The blend of sweetness and sharpness in that image, as in the whole play and in this production, was embodied in Peggy Ashcroft's superlative performance as the Countess of Rossillion. The Countess' bittersweet "remembrances of days foregone" [I. iii. 134], which make her so sympathetic to Helena's love ("This thorn / Doth to our rose of youth rightly belong" [I. iii. 129]) were delivered with a haunting lyrical beauty; and she brought an exquisitely compassionate humor to her scenes with Helena and with Lavatch. After Helena's "Can't no other, / But I your daughter, he must be my brother?" [I. iii. 166] the beautifully timed pause before she replied "Yes, Helen" was so eloquent that she scarcely needed to add "you might be my daughter-in-law" [I. iii. 167]. Both here and in her wry testing of Helena—"This was your motive / For Paris, was it?" [I. iii. 231]—humor and tenderness were inseparable, as so often in Shakespearean comedy. Lavatch's jokes on "O Lord, sir!" [II. ii. 41] may show no great wit, but Peggy Ashcroft took the wish for the deed, laughing and patting Geoffrey Hutchings affectionately. The warm human relationship established here between employer and clown was precisely what was fatally absent from the Stratford King Lear. …

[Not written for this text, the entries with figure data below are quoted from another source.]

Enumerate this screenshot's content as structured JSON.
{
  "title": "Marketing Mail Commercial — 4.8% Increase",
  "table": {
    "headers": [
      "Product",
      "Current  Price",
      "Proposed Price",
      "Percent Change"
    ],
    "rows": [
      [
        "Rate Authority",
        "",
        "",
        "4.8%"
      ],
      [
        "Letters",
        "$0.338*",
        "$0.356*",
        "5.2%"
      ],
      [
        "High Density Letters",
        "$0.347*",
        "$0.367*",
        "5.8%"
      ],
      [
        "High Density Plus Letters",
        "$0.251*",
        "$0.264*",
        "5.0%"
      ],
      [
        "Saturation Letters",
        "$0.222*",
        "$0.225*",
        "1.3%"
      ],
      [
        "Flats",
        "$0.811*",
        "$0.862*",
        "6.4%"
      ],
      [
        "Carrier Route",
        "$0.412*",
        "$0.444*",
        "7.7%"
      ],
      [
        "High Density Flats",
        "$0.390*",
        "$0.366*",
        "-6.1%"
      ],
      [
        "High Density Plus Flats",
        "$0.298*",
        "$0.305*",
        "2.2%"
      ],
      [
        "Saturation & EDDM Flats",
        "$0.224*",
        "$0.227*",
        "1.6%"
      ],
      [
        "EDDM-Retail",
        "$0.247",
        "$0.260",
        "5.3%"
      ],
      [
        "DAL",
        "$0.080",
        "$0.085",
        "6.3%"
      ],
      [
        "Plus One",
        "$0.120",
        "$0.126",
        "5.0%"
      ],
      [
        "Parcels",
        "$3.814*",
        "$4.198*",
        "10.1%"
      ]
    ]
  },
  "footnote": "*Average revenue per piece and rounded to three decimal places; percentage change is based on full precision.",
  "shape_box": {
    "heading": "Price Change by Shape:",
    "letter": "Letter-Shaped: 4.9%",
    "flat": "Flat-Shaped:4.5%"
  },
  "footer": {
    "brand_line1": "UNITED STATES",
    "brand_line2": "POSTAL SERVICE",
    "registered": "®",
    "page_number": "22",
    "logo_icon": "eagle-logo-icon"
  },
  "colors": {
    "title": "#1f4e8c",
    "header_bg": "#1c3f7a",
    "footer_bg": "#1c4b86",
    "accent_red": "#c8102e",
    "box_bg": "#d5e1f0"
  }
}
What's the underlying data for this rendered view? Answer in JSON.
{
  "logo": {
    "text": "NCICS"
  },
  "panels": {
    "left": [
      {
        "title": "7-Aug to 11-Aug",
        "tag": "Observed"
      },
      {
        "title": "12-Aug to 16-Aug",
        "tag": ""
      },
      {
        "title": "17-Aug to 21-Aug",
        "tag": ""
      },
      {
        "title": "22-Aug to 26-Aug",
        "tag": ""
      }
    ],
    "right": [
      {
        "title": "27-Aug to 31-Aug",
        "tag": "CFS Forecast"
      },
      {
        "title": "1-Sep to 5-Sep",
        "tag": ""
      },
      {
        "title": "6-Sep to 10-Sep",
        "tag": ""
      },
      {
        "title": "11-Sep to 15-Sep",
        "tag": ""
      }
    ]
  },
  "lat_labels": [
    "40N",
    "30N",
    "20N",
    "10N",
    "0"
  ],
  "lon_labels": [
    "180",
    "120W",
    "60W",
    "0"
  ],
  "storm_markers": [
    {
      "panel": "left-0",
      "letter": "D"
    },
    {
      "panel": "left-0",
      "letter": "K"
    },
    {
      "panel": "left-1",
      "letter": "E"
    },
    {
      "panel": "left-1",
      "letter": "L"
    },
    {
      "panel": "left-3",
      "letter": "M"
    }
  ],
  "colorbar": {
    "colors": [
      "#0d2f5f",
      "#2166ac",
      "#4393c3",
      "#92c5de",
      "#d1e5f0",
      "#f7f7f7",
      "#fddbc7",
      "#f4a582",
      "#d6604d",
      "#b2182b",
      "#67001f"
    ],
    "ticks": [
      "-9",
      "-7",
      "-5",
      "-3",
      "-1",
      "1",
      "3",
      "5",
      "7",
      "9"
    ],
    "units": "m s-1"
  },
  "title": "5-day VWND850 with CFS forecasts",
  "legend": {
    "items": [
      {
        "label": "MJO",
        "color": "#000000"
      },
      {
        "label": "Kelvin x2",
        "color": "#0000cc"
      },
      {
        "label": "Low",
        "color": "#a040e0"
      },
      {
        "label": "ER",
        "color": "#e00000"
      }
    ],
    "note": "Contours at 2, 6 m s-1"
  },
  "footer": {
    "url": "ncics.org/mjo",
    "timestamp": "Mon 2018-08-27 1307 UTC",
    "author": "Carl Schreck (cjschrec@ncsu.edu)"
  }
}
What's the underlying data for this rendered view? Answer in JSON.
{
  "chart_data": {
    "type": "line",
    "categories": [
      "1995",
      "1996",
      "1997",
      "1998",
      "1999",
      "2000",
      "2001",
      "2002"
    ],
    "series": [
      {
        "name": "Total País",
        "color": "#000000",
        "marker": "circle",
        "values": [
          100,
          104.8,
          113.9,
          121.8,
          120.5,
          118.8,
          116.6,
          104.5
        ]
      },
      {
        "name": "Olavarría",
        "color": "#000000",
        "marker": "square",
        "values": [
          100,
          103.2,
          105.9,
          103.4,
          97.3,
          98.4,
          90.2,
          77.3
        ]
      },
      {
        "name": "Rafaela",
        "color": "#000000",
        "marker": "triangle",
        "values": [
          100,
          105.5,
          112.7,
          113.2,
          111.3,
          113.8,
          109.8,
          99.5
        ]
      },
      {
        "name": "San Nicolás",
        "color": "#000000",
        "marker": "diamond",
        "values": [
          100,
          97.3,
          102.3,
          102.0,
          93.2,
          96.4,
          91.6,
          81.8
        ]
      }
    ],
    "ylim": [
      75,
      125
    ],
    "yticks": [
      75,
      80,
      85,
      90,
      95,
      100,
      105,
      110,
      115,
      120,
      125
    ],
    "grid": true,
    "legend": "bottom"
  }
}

The very clarity of this production threw its rare moments of excess into sharp relief, especially the RSC's current fetish for intrusively busy backgrounds. The court gawping in curiosity at the hunchbacked Lavatch, a bevy of parlor-maids giggling, weeping, and finally being ushered out of the room to prevent them from hearing about the young master's peccadillos—these distracted from more important considerations and were a tiresome example of Trevor Nunn's irritating habit of trying to create a "company" feeling artificially by pretending that the minor actors are as important as the major ones.